After falling to as low as ₹ 565.60 on BSE in intra-trading, the shares closed 5.03% lower at ₹ 573.60 on a day the exchange’s benchmark Sensex fell 0.37% to 21.774.61 points.
The contribution of the Karkhadi facility, near Vadodara, to Sun Pharma’s consolidated revenue is negligible, and the drug maker maintains its 2013-14 fiscal’s consolidated sales growth forecast, a Sun Pharma spokesman said in a statement.
“The company remains fully committed to compliance and has already initiated several corrective steps to address the observations made by the US FDA (Food and Drug Administration)," the spokesperson said.
Sun Pharma manufactures active pharma ingredients and formulations at its Karkhadi unit. The drug maker operates some 12 US-approved factories—six in the US, three in India and one each in Canada, Israel and Hungry, and it has sufficient manufacturing capacity to serve export markets.
“Thus, the company has well diversified manufacturing infrastructure to cater to the US markets, which contribute around 54% to its sales," said sector analyst Sarabjit Kour Nangra at Angel Broking Ltd.
Sun Pharma’s subsidiaries, including Taro Pharmaceutical Industries Ltd, Caraco Pharmaceutical Laboratories Ltd and the recently acquired DUSA Pharmaceuticals Inc., among others, currently account for a major chunk of sales and growth.
“We estimate the impact of the import alert on Sun Pharma’s Karkhadi plant at less than 1% of Sun’s total sales," said Balaji Prasad, a sector analyst with Barclays Securities (India) Pvt. Ltd.
“However, we note that Sun’s premium valuations yield limited down-side support should such operational risks become repetitive."

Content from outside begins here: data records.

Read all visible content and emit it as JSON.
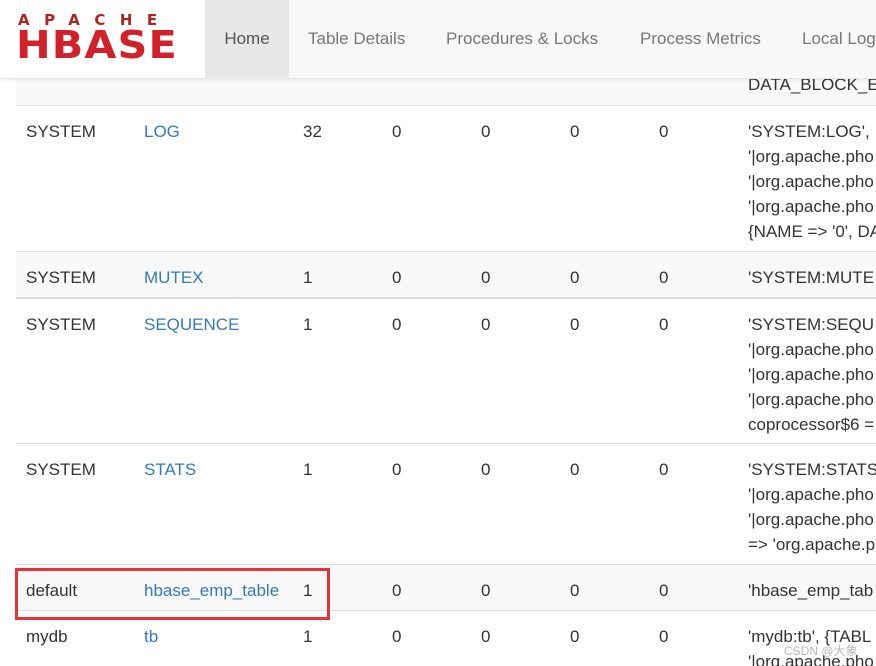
{
  "logo": {
    "top": "APACHE",
    "main": "HBASE"
  },
  "nav": {
    "tabs": [
      {
        "label": "Home",
        "active": true
      },
      {
        "label": "Table Details",
        "active": false
      },
      {
        "label": "Procedures & Locks",
        "active": false
      },
      {
        "label": "Process Metrics",
        "active": false
      },
      {
        "label": "Local Log",
        "active": false
      }
    ]
  },
  "table": {
    "partial_top_desc": "DATA_BLOCK_E",
    "rows": [
      {
        "namespace": "SYSTEM",
        "name": "LOG",
        "regions": [
          "32",
          "0",
          "0",
          "0",
          "0"
        ],
        "desc": [
          "'SYSTEM:LOG',",
          "'|org.apache.pho",
          "'|org.apache.pho",
          "'|org.apache.pho",
          "{NAME => '0', DA"
        ]
      },
      {
        "namespace": "SYSTEM",
        "name": "MUTEX",
        "regions": [
          "1",
          "0",
          "0",
          "0",
          "0"
        ],
        "desc": [
          "'SYSTEM:MUTE"
        ]
      },
      {
        "namespace": "SYSTEM",
        "name": "SEQUENCE",
        "regions": [
          "1",
          "0",
          "0",
          "0",
          "0"
        ],
        "desc": [
          "'SYSTEM:SEQU",
          "'|org.apache.pho",
          "'|org.apache.pho",
          "'|org.apache.pho",
          "coprocessor$6 ="
        ]
      },
      {
        "namespace": "SYSTEM",
        "name": "STATS",
        "regions": [
          "1",
          "0",
          "0",
          "0",
          "0"
        ],
        "desc": [
          "'SYSTEM:STATS",
          "'|org.apache.pho",
          "'|org.apache.pho",
          "=> 'org.apache.p"
        ]
      },
      {
        "namespace": "default",
        "name": "hbase_emp_table",
        "regions": [
          "1",
          "0",
          "0",
          "0",
          "0"
        ],
        "desc": [
          "'hbase_emp_tab"
        ]
      },
      {
        "namespace": "mydb",
        "name": "tb",
        "regions": [
          "1",
          "0",
          "0",
          "0",
          "0"
        ],
        "desc": [
          "'mydb:tb', {TABL",
          "'|org.apache.pho"
        ]
      }
    ]
  },
  "highlight_color": "#e8323a",
  "watermark": "CSDN @大象"
}
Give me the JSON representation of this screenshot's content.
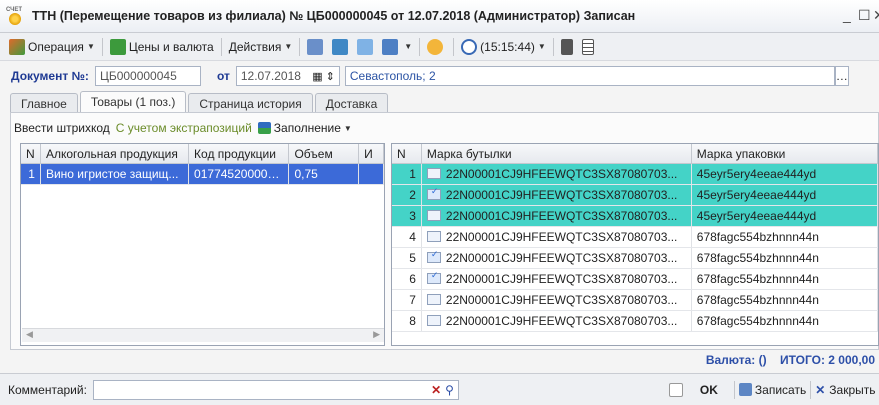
{
  "window": {
    "title": "ТТН (Перемещение товаров из филиала) № ЦБ000000045 от 12.07.2018 (Администратор) Записан",
    "app_icon_label": "СЧЕТ"
  },
  "toolbar": {
    "operation": "Операция",
    "prices": "Цены и валюта",
    "actions": "Действия",
    "time": "(15:15:44)"
  },
  "doc": {
    "number_label": "Документ №:",
    "number": "ЦБ000000045",
    "date_label": "от",
    "date": "12.07.2018",
    "org": "Севастополь; 2"
  },
  "tabs": [
    "Главное",
    "Товары (1 поз.)",
    "Страница история",
    "Доставка"
  ],
  "subtoolbar": {
    "barcode": "Ввести штрихкод",
    "expo": "С учетом экстрапозиций",
    "fill": "Заполнение"
  },
  "left_table": {
    "headers": [
      "N",
      "Алкогольная продукция",
      "Код продукции",
      "Объем",
      "И"
    ],
    "rows": [
      [
        "1",
        "Вино игристое защищ...",
        "017745200000...",
        "0,75",
        ""
      ]
    ]
  },
  "right_table": {
    "headers": [
      "N",
      "Марка бутылки",
      "Марка упаковки"
    ],
    "rows": [
      {
        "n": "1",
        "bottle": "22N00001CJ9HFEEWQTC3SX87080703...",
        "pack": "45eyr5ery4eeae444yd",
        "icon": "doc",
        "hl": true
      },
      {
        "n": "2",
        "bottle": "22N00001CJ9HFEEWQTC3SX87080703...",
        "pack": "45eyr5ery4eeae444yd",
        "icon": "check",
        "hl": true
      },
      {
        "n": "3",
        "bottle": "22N00001CJ9HFEEWQTC3SX87080703...",
        "pack": "45eyr5ery4eeae444yd",
        "icon": "doc",
        "hl": true
      },
      {
        "n": "4",
        "bottle": "22N00001CJ9HFEEWQTC3SX87080703...",
        "pack": "678fagc554bzhnnn44n",
        "icon": "doc",
        "hl": false
      },
      {
        "n": "5",
        "bottle": "22N00001CJ9HFEEWQTC3SX87080703...",
        "pack": "678fagc554bzhnnn44n",
        "icon": "check",
        "hl": false
      },
      {
        "n": "6",
        "bottle": "22N00001CJ9HFEEWQTC3SX87080703...",
        "pack": "678fagc554bzhnnn44n",
        "icon": "check",
        "hl": false
      },
      {
        "n": "7",
        "bottle": "22N00001CJ9HFEEWQTC3SX87080703...",
        "pack": "678fagc554bzhnnn44n",
        "icon": "doc",
        "hl": false
      },
      {
        "n": "8",
        "bottle": "22N00001CJ9HFEEWQTC3SX87080703...",
        "pack": "678fagc554bzhnnn44n",
        "icon": "doc",
        "hl": false
      }
    ]
  },
  "totals": {
    "currency": "Валюта: ()",
    "total": "ИТОГО: 2 000,00"
  },
  "bottom": {
    "comment_label": "Комментарий:",
    "comment_value": "",
    "ok": "OK",
    "save": "Записать",
    "close": "Закрыть"
  },
  "colors": {
    "highlight": "#44d3c7",
    "selected": "#3c6ad8",
    "label": "#1f3a93"
  }
}
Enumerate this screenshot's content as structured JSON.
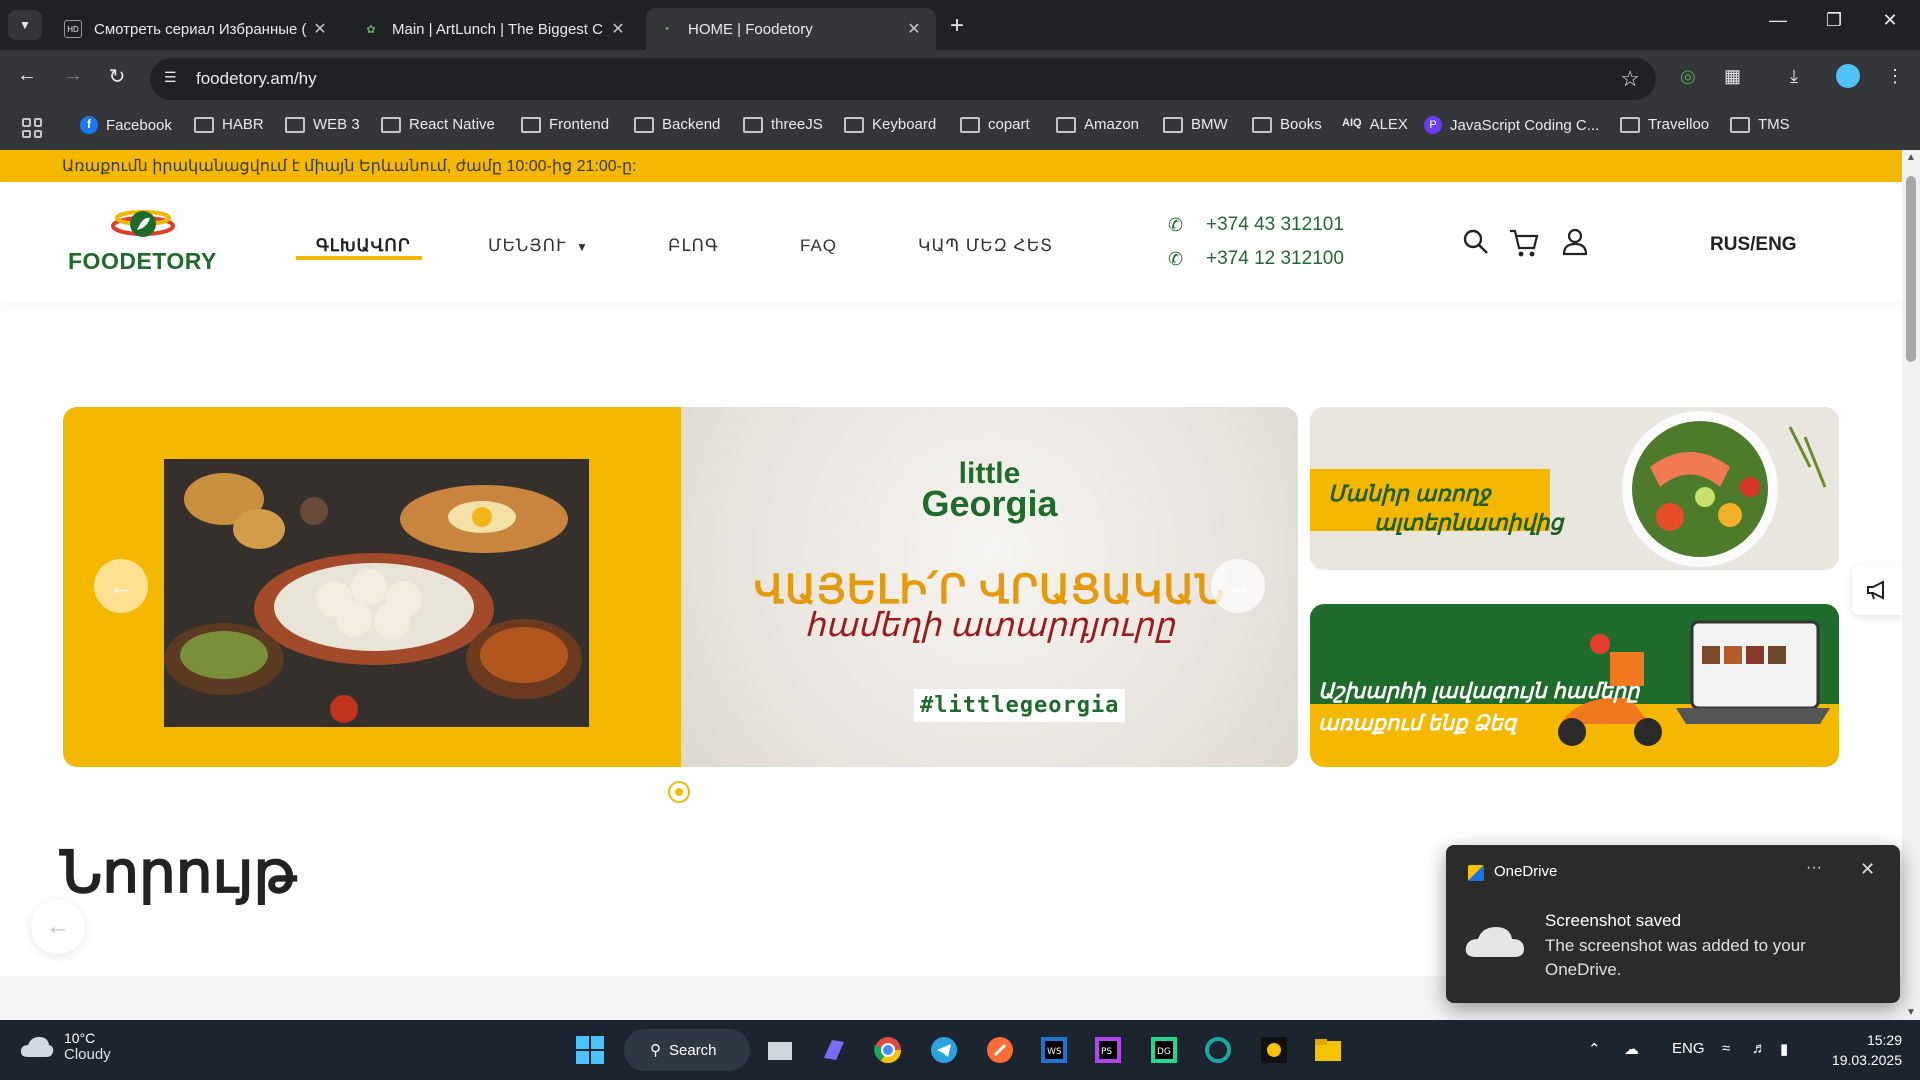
{
  "browser": {
    "tabs": [
      {
        "title": "Смотреть сериал Избранные (",
        "active": false
      },
      {
        "title": "Main | ArtLunch | The Biggest C",
        "active": false
      },
      {
        "title": "HOME | Foodetory",
        "active": true
      }
    ],
    "url": "foodetory.am/hy",
    "bookmarks": [
      "Facebook",
      "HABR",
      "WEB 3",
      "React Native",
      "Frontend",
      "Backend",
      "threeJS",
      "Keyboard",
      "copart",
      "Amazon",
      "BMW",
      "Books",
      "ALEX",
      "JavaScript Coding C...",
      "Travelloo",
      "TMS"
    ]
  },
  "site": {
    "announcement": "Առաքումն իրականացվում է միայն Երևանում, ժամը 10:00-ից 21:00-ը:",
    "logo_text": "FOODETORY",
    "nav": [
      "ԳԼԽԱՎՈՐ",
      "ՄԵՆՅՈՒ",
      "ԲԼՈԳ",
      "FAQ",
      "ԿԱՊ ՄԵԶ ՀԵՏ"
    ],
    "phones": [
      "+374 43 312101",
      "+374 12 312100"
    ],
    "lang_switch": "RUS/ENG",
    "hero": {
      "brand_line1": "little",
      "brand_line2": "Georgia",
      "headline": "ՎԱՅԵԼԻ՛Ր ՎՐԱՑԱԿԱՆ",
      "subline": "համեղի ատարդյուրը",
      "hashtag": "#littlegeorgia"
    },
    "promo1_text": [
      "Մանիր առողջ",
      "ալտերնատիվից"
    ],
    "promo2_text": [
      "Աշխարհի լավագույն համերը",
      "առաքում ենք Ձեզ"
    ],
    "section_title": "Նորույթ"
  },
  "toast": {
    "app": "OneDrive",
    "title": "Screenshot saved",
    "body": "The screenshot was added to your OneDrive.",
    "more": "···",
    "close": "✕"
  },
  "taskbar": {
    "temp": "10°C",
    "condition": "Cloudy",
    "search": "Search",
    "lang": "ENG",
    "time": "15:29",
    "date": "19.03.2025"
  },
  "colors": {
    "brand_yellow": "#f5b800",
    "brand_green": "#1f6b2b",
    "headline_orange": "#e59a0e",
    "subline_red": "#9b1b1b"
  }
}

The FDA alert on Sun Pharma’s Karkhadi plant was a follow-up to observations from the last inspection of the regulator in December and is related to the non-compliance with current good manufacturing practices.
Sun Pharma resolved a much larger issue of similar nature at a US factory belonging to its subsidiary Caraco in 2013 after a nearly six-year long compliance exercise. It’s the first such FDA action it’s facing in India in several years.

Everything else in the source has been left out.